Чтобы развеять эти печальные мысли, я отправляюсь на экскурсию в обширные, более древние, чем сами люди, леса, где застоялся густой полумрак, напоминающий о церковных нефах.
Когда ступаешь по ковру из мхов и голубых лишайников, приглушающему звуки, поневоле испытываешь нечто вроде уважения к этим тысячелетним колоссам, огромные стволы которых устремлены вверх, подобно колоннам храма, и одновременно ощущаешь страх перед ними.
Вдруг где-то высоко раздаются хриплые крики, и я вижу перепрыгивающую с дерева на дерево стайку гверецев, маленьких белых и черных мартышек с длинным шелковистым мехом.
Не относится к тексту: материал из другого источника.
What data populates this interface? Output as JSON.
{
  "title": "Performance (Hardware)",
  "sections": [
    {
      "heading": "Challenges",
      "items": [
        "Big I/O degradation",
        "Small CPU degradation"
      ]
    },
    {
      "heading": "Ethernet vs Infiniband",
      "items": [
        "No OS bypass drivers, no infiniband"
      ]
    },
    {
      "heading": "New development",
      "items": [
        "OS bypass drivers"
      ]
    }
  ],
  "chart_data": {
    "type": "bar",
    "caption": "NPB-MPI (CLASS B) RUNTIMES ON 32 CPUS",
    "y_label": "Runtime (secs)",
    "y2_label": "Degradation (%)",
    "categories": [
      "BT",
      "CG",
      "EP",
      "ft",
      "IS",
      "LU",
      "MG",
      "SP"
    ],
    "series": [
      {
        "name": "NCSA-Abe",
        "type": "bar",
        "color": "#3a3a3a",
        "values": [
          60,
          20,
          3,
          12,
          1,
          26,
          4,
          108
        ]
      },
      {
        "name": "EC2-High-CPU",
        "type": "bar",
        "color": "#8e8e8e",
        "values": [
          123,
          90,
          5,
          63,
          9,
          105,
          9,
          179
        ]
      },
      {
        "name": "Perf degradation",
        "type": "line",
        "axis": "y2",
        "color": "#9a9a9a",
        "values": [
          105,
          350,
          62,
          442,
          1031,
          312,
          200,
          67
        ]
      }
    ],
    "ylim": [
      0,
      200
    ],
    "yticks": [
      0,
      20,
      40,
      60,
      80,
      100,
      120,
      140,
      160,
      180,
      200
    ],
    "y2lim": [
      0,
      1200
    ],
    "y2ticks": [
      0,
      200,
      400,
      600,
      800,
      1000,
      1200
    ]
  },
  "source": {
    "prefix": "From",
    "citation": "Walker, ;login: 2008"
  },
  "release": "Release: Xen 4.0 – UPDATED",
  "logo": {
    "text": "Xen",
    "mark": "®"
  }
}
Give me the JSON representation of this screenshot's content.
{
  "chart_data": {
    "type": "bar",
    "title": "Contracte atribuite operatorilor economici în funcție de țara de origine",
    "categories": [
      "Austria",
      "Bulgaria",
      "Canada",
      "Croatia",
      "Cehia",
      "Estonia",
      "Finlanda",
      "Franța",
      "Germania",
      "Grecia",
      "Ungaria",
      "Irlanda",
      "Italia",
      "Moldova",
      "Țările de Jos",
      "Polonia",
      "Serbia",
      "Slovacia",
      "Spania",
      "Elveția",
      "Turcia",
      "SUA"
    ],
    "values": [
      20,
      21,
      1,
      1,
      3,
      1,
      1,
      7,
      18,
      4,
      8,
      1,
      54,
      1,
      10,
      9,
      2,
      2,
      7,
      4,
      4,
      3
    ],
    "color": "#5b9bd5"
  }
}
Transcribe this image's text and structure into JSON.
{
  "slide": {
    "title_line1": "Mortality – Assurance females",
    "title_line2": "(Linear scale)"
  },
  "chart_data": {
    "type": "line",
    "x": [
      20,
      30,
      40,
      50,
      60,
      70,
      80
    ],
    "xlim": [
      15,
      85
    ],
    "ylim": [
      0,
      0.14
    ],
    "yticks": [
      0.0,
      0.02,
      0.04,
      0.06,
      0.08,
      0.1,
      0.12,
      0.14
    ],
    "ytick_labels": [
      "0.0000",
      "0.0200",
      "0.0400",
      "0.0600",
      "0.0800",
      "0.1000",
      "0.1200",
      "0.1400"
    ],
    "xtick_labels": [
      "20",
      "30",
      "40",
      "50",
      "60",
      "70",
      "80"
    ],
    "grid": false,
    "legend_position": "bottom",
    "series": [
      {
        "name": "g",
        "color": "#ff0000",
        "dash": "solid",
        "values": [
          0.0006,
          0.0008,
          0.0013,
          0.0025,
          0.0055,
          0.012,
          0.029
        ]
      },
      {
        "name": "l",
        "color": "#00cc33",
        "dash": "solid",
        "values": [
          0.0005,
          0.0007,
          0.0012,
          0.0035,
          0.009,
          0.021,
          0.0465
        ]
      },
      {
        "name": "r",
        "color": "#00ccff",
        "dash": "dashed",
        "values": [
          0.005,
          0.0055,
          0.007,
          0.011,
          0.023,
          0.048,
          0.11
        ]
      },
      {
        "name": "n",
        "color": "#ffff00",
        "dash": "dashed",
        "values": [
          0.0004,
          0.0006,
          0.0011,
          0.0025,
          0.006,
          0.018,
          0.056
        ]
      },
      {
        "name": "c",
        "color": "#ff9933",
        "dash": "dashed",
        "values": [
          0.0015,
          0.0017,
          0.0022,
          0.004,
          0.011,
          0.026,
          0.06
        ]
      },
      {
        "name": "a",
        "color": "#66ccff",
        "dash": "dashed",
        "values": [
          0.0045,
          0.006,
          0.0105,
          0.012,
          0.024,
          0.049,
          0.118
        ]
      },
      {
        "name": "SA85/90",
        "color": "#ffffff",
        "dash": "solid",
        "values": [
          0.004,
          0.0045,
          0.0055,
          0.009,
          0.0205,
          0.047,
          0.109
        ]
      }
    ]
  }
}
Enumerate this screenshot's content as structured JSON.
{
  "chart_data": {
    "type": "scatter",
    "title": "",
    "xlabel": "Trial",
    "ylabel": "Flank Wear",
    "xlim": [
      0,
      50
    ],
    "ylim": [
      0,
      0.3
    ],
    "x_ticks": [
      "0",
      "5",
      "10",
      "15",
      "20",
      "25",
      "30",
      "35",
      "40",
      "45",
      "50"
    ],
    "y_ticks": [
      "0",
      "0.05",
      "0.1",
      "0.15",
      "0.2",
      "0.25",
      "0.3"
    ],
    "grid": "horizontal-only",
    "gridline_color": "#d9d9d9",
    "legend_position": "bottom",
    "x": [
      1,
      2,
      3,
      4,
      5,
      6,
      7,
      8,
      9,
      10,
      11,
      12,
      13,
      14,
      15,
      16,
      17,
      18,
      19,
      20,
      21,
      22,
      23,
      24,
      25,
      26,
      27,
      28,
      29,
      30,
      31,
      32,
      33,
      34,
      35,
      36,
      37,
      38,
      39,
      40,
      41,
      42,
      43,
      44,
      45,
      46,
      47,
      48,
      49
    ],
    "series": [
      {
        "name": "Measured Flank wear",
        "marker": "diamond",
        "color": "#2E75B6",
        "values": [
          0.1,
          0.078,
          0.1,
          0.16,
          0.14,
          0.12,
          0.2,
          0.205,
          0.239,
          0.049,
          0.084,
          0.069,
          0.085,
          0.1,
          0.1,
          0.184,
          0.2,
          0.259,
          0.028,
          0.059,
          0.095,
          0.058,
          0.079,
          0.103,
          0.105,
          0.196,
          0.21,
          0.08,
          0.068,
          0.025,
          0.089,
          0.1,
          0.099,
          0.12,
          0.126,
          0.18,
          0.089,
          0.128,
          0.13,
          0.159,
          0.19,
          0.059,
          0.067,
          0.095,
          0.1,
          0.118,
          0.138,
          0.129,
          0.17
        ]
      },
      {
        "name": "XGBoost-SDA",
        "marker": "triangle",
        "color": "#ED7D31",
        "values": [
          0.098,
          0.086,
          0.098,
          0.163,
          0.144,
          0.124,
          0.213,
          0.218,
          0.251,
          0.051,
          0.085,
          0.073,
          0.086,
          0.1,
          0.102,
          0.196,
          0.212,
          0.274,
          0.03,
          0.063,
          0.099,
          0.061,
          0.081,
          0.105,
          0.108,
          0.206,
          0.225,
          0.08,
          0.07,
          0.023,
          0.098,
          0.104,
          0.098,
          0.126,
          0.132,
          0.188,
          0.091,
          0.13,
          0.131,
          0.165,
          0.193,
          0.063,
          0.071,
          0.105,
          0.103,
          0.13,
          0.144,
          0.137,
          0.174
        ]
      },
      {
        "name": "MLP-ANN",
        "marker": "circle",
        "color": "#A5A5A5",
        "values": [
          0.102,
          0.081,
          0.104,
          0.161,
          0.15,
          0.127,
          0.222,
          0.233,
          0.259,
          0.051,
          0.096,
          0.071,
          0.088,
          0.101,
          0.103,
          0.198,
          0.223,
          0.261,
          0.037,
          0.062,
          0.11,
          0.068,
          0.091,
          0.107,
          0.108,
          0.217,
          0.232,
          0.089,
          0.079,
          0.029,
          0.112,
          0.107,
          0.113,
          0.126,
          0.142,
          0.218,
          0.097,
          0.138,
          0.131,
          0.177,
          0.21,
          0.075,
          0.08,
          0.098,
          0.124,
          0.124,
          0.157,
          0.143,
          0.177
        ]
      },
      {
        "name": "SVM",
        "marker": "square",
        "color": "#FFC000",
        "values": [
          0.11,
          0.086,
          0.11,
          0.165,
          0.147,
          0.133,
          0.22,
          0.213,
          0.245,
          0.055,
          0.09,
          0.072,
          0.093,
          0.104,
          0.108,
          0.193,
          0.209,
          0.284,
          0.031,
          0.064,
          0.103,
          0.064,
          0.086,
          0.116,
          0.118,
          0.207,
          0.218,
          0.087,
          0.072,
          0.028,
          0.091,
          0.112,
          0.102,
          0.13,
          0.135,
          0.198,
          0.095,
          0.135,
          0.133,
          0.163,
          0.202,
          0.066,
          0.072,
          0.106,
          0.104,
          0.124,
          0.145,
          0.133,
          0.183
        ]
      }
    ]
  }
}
Эти чудесные зверьки живут на вершинах самых высоких деревьев и никогда не спускаются на землю.
Мой выстрел разрушает все очарование природы и возвращает меня к состоянию дикого зверя. Я убиваю подряд пять гверецев, в том числе самку, кормившую детеныша. Он свернулся клубком на груди убитой матери, которая упала более чем с двадцатиметровой высоты. Передо мной куколка из белого и черного шелка с человеческими движениями. Когда я беру ее, она закрывает лицо своими маленькими руками с хрупкими пальчиками. Я кладу детеныша к себе за пазуху под рубашку, он прижимается к моей груди, и мало-помалу его жалобные стоны стихают.
Я очень горжусь своим подвигом. Может быть, я сумею выдрессировать обезьянку, хотя говорят, что это необычайно сложно.
Убитых мной гверецев тут же разделывают, я хочу взять с собой их великолепные шкуры. Их туши лежат на земле, точно тела мертвых детей!..
Туземцы никогда не убивают этих обезьян, это связано с их верой в перевоплощение: например, считается, что люди, которые портили священные деревья, искупают это святотатство, приняв после своей смерти обличье этих животных.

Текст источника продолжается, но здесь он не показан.